In 1424, following the break-up of the Bahmani dynasty into five rival factions, Ahmad Shah I shifted his court from Gulbarga to a less constricted site at Bidar. Revamping the town with a new fort, splendid palaces, mosques and ornamental gardens, the Bahmanis ruled from here until 1487, when the Barid Shahis took control. They were succeeded by the Adil Shahis from Bijapur, and later the Mughals under Aurangzeb, who annexed the region in 1656, before the Nizam of Hyderabad acquired the territory in the early eighteenth century.
Bidar is renowned as the home of a unique damascene metalwork technique known as bidri, developed by the Persian silversmiths who came to the area with the Bahmani court in the fifteenth century. These highly skilled artisans engraved and inlaid their traditional Iranian designs onto a metal alloy composed of lead, copper, zinc and tin, which they blackened and polished. The resulting effect – swirling silver floral motifs framed by geometric patterns and set against black backgrounds – has since become the hallmark of Muslim metalwork in India.

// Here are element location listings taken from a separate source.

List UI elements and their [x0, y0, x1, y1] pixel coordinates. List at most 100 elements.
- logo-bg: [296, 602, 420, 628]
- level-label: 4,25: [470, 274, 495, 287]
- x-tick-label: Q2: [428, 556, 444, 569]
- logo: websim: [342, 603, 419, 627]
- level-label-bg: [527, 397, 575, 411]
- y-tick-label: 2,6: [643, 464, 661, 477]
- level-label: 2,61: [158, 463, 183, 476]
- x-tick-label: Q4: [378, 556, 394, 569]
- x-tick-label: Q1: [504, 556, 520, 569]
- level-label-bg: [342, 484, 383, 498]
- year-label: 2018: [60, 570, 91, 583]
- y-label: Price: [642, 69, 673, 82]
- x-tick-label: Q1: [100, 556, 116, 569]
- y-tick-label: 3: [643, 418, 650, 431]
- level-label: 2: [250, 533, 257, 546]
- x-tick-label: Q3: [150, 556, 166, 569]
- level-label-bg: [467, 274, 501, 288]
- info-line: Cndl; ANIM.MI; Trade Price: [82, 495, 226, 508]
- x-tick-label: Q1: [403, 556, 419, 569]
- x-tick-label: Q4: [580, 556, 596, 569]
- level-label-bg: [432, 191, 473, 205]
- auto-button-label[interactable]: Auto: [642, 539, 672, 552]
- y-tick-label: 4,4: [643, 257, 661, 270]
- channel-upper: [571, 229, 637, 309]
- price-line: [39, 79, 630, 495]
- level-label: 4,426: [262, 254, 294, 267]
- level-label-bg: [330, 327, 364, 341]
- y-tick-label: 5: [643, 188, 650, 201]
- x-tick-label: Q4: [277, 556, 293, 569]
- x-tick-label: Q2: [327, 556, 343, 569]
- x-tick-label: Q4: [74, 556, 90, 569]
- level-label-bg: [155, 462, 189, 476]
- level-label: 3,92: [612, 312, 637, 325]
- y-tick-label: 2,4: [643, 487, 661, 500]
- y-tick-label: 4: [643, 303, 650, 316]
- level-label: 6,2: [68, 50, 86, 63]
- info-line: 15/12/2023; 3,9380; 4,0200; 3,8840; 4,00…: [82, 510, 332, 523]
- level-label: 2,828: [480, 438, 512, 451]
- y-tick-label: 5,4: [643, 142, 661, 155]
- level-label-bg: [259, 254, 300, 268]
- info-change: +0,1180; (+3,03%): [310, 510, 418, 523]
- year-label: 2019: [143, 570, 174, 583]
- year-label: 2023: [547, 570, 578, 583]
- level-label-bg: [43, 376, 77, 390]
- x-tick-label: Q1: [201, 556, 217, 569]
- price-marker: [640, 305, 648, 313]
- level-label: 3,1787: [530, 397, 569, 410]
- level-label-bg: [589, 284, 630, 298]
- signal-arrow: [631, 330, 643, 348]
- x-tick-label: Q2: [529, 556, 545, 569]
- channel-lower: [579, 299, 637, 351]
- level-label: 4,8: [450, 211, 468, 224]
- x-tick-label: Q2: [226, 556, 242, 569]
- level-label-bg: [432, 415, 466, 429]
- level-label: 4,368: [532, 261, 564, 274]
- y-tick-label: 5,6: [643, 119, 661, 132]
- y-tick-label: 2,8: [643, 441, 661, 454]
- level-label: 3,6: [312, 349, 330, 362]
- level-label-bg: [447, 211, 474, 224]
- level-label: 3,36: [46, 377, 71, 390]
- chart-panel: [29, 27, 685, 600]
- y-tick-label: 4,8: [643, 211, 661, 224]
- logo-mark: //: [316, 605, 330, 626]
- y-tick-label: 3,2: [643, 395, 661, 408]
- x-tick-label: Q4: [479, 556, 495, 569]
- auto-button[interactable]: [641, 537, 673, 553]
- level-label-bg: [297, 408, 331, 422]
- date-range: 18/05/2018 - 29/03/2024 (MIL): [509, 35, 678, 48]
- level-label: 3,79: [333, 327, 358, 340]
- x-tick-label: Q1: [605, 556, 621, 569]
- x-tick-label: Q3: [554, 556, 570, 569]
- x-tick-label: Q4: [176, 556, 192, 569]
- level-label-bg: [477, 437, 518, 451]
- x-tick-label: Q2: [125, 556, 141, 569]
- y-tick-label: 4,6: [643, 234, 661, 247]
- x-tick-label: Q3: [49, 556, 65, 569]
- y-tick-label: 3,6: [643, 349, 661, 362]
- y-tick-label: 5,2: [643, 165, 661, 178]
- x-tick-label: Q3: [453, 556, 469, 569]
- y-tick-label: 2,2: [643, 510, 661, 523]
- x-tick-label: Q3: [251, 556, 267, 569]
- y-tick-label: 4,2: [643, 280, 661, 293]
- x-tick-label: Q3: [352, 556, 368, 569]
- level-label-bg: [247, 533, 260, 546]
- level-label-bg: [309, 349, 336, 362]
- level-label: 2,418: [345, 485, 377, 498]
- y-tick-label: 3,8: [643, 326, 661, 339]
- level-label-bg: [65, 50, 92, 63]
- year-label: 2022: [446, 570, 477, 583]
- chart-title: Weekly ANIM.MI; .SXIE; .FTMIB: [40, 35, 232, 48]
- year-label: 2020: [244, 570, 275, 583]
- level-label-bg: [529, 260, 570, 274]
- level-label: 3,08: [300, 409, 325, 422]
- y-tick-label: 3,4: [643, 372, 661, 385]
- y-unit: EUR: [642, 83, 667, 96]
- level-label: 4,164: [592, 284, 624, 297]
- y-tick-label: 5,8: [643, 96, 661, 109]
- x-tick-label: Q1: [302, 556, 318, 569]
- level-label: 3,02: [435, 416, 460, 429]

Bidri objets d’art are displayed in museums and galleries all over the country. But if you want to see pukka bidri-wallahs at work, take a walk down Bidar’s Siddiq Talim Road, which cuts across the south side of the old town, where skull-capped artisans tap and burnish vases, goblets, plates, spice boxes, betel-nut tins and ornamental hookah pipes, as well as less traditional objects – coasters, ashtrays and bangles – that crop up (at vastly inflated prices) in silver emporiums as far away as Delhi and Kolkata.